I’ve taken a step back and let my blog do its own thing. I would write the posts and wait for people to discover them, rather than using scheduled tweets and Twitter chats to boost views out of desperation. When I said earlier this month that I was to take a step back from the blogging community, I was worried at first. I knew the community around my blog would remain, but I was didn’t know whether the interaction and comments – most often as a result from conversations during a Twitter chat – would come to a halt. Today, as I realised that I’ve surpassed my milestone of reaching 12,000 views by the end of 2016 and I’m one away from 1,000 combined WordPress followers, I decided that I quite like how things are going.
Granted, I still feel bad about not keeping up with scheduled tweets, but with most of my posts being shared by musicians or those with an interest in the current affairs I talk about, I tend to get more views than desperate and repetitive social media posts would get.
As I announced that my blog would be moving more towards professional writing as opposed to more personal pieces, I reflected on where I was four years ago in 2012. It was a time when I wrote posts on pretty much anything just to get something up on the website. I’ve already talked about how the content on this site has changed since then, but I genuinely believe that this blog has helped to improve my writing (alongside my path through education, of course).
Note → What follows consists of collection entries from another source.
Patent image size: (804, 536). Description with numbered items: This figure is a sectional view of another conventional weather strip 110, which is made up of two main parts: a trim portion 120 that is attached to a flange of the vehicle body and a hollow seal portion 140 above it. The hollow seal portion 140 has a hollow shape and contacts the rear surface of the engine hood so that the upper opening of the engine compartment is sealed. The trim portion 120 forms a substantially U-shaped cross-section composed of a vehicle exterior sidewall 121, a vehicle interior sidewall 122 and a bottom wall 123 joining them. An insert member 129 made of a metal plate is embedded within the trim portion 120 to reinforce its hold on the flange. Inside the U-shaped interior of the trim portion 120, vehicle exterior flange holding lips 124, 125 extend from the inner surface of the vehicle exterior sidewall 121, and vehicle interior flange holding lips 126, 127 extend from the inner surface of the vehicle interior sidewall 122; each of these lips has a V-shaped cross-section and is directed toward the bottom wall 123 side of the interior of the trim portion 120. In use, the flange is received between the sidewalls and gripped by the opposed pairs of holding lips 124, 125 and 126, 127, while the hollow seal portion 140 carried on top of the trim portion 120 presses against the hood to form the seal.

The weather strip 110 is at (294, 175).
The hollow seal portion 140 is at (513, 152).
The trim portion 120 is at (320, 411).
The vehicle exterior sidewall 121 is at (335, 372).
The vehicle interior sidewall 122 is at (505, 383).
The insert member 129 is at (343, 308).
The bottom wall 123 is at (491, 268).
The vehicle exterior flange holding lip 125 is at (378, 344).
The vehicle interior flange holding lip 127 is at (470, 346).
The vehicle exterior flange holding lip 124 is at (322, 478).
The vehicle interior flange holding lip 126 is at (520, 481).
I have had a change in attitude and I like to think that I’ve had more people contact me through my blog because of that.
It’s likely that this is the same rhetoric I’ve mentioned countless times before in previous posts, but I also have something important to mention when it comes to how active my blog will be in the future.
I have returned to the University of Lincoln to begin my second year of studying journalism. Lectures, seminars and other commitments will mean that social media will remain low. For a long time, I have always had time to schedule blog posts, so that won’t be a problem. Yet, scheduling tweets via. Buffer has often come down to remembering to do it and finding the time to do it.
You’ll be seeing less promotional tweets from me, but that may just be a good thing.